Self-supervised learning (SSL) has become a crucial approach for pre-training deep learning models in natural and medical image analysis. However, applying transformations designed for natural images to three-dimensional (3D) medical data poses challenges. This study explores the efficacy of specific augmentations in the context of self-supervised pre-training for volumetric medical images. A 3D non-contrastive framework is proposed for in-domain self-supervised pre-training on 3D gray-scale thorax CT data, incorporating four spatial and two intensity augmentations commonly used in 3D medical image analysis. The pre-trained models, adapted versions of ResNet-50 and Vision Transformer (ViT)-S, are evaluated on lung nodule classification and lung tumor segmentation tasks. The results indicate a significant impact of SSL, with a remarkable increase in AUC and DSC as compared to training from scratch.

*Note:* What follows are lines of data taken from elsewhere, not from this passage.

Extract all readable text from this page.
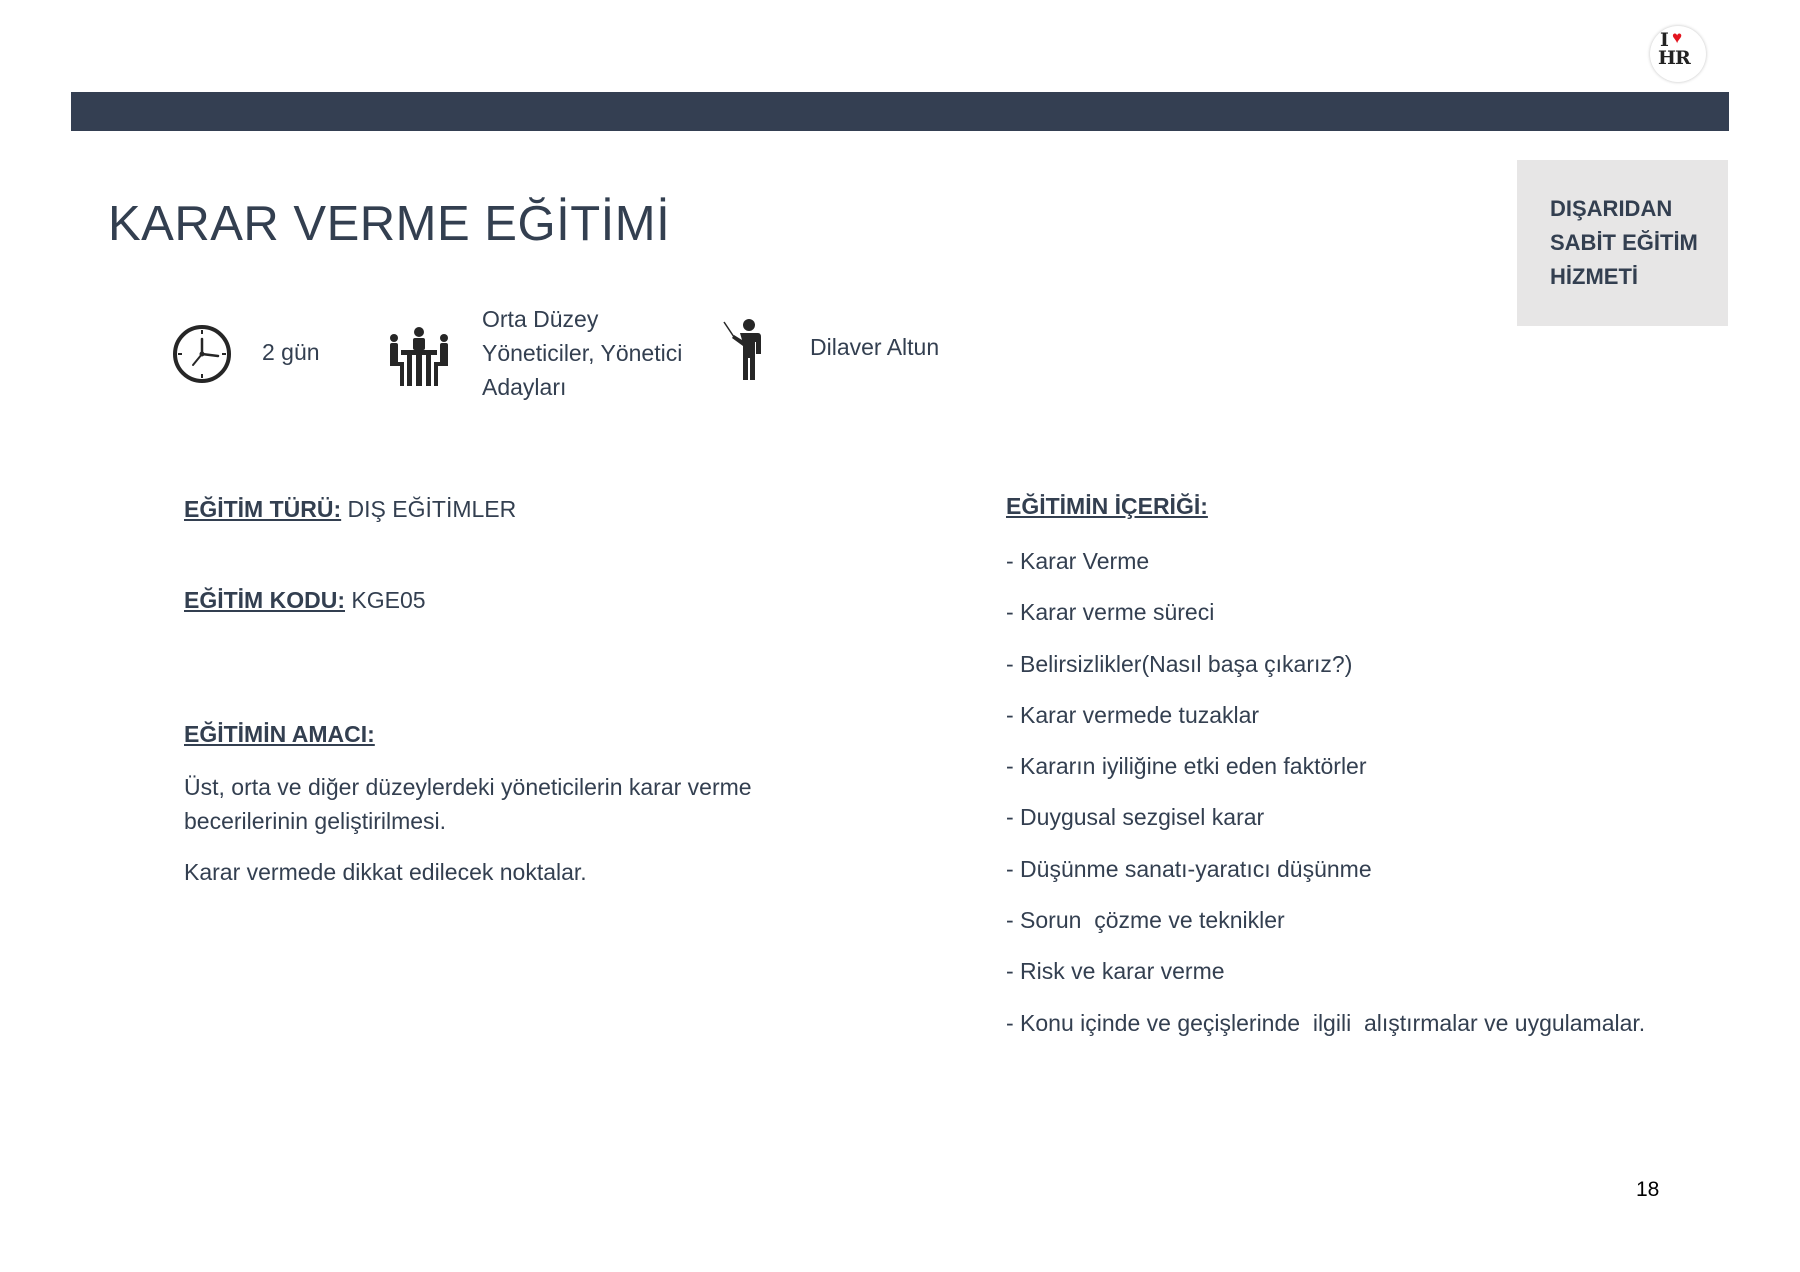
I ♥
HR
DIŞARIDAN
SABİT EĞİTİM
HİZMETİ
KARAR VERME EĞİTİMİ
2 gün
Orta Düzey
Yöneticiler, Yönetici
Adayları
Dilaver Altun
EĞİTİM TÜRÜ: DIŞ EĞİTİMLER
EĞİTİM KODU: KGE05
EĞİTİMİN AMACI:

Üst, orta ve diğer düzeylerdeki yöneticilerin karar verme becerilerinin geliştirilmesi.

Karar vermede dikkat edilecek noktalar.

EĞİTİMİN İÇERİĞİ:
- Karar Verme
- Karar verme süreci
- Belirsizlikler(Nasıl başa çıkarız?)
- Karar vermede tuzaklar
- Kararın iyiliğine etki eden faktörler
- Duygusal sezgisel karar
- Düşünme sanatı-yaratıcı düşünme
- Sorun  çözme ve teknikler
- Risk ve karar verme
- Konu içinde ve geçişlerinde  ilgili  alıştırmalar ve uygulamalar.
18
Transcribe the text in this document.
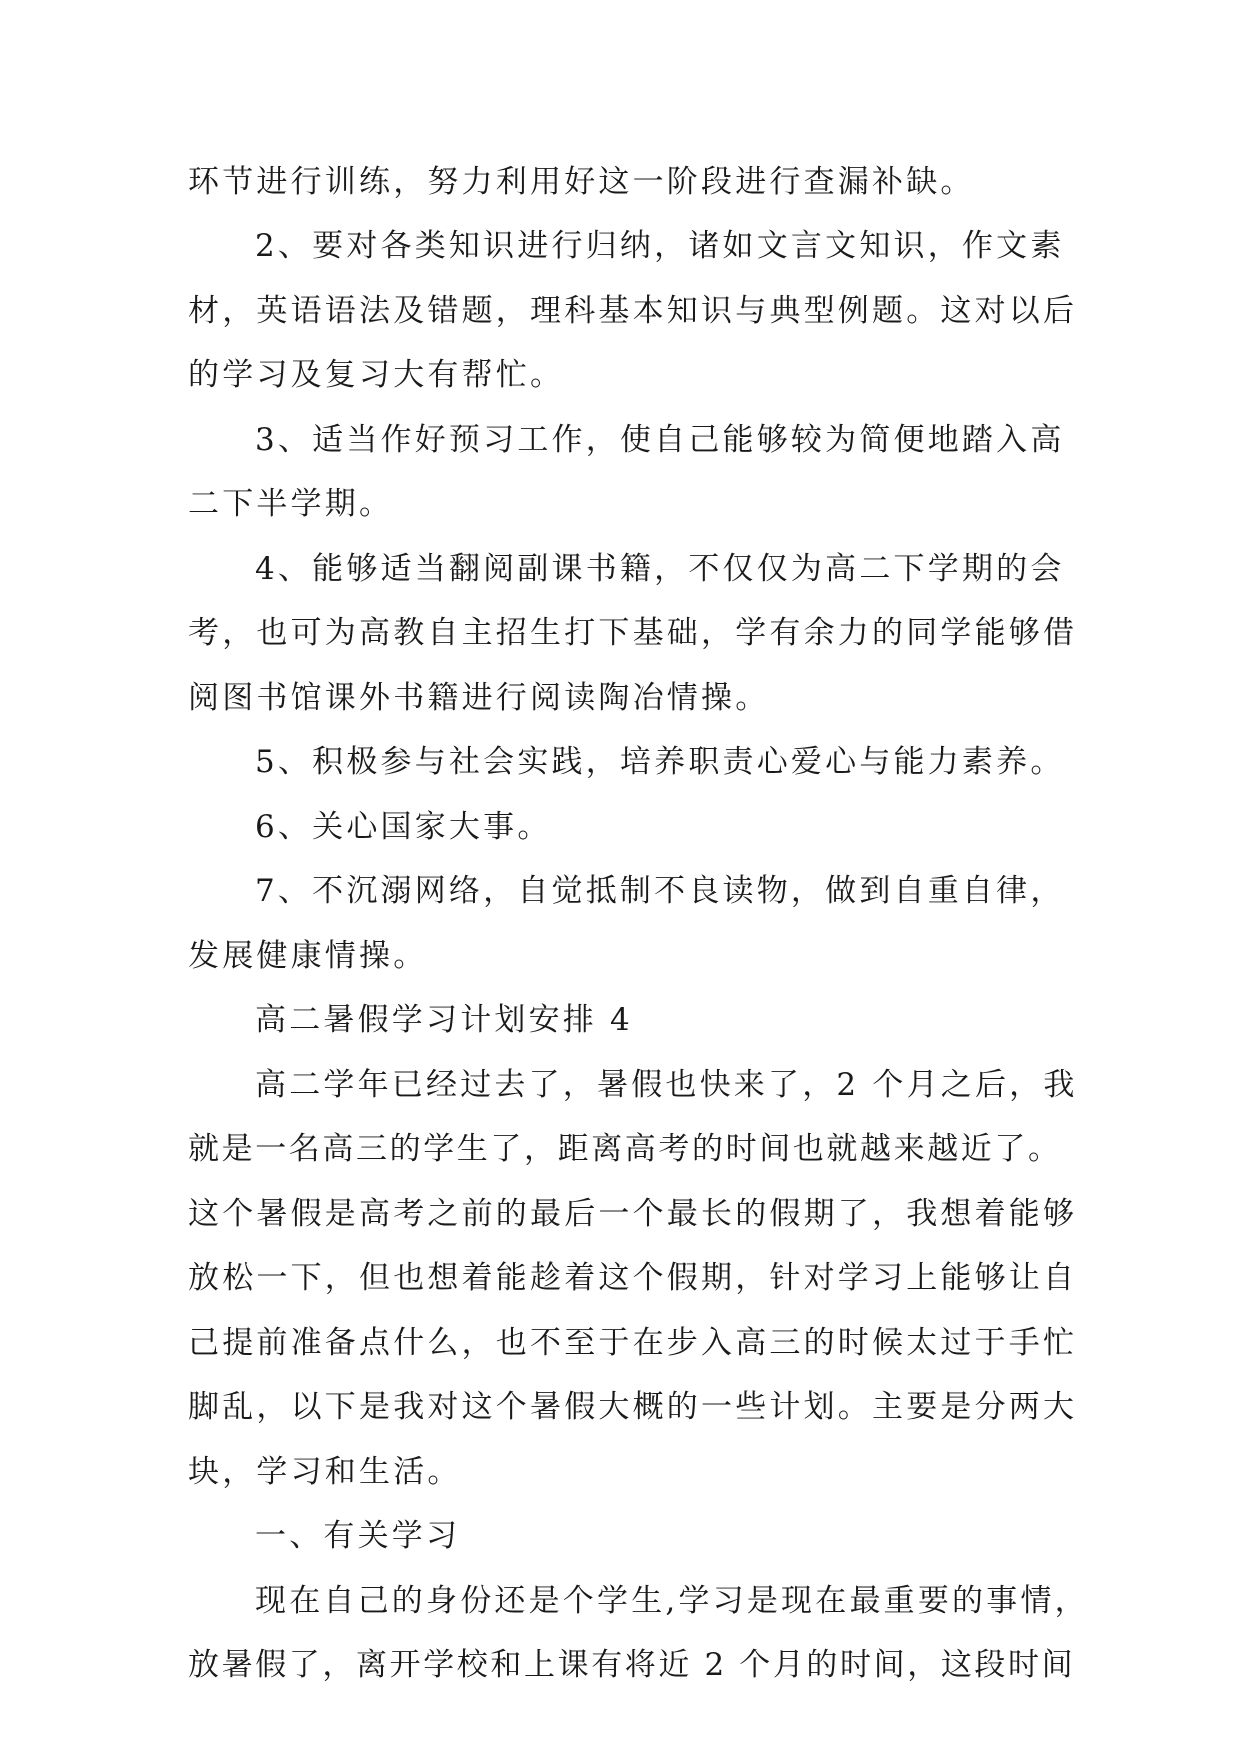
环节进行训练，努力利用好这一阶段进行查漏补缺。
2、要对各类知识进行归纳，诸如文言文知识，作文素
材，英语语法及错题，理科基本知识与典型例题。这对以后
的学习及复习大有帮忙。
3、适当作好预习工作，使自己能够较为简便地踏入高
二下半学期。
4、能够适当翻阅副课书籍，不仅仅为高二下学期的会
考，也可为高教自主招生打下基础，学有余力的同学能够借
阅图书馆课外书籍进行阅读陶冶情操。
5、积极参与社会实践，培养职责心爱心与能力素养。
6、关心国家大事。
7、不沉溺网络，自觉抵制不良读物，做到自重自律，
发展健康情操。
高二暑假学习计划安排 4
高二学年已经过去了，暑假也快来了，2 个月之后，我
就是一名高三的学生了，距离高考的时间也就越来越近了。
这个暑假是高考之前的最后一个最长的假期了，我想着能够
放松一下，但也想着能趁着这个假期，针对学习上能够让自
己提前准备点什么，也不至于在步入高三的时候太过于手忙
脚乱，以下是我对这个暑假大概的一些计划。主要是分两大
块，学习和生活。
一、有关学习
现在自己的身份还是个学生,学习是现在最重要的事情，
放暑假了，离开学校和上课有将近 2 个月的时间，这段时间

For classification, random scalings and random rotations play a fundamental role in achieving higher downstream performance, while intensity augmentations show limited contribution and may even degrade performance. For segmentation, random intensity histogram shifting enhances robustness, while other augmentations have marginal or negative impacts. These findings underscore the necessity of tailored data augmentations within SSL for medical imaging, emphasizing the importance of task-specific transformations for optimal model performance in complex 3D medical datasets.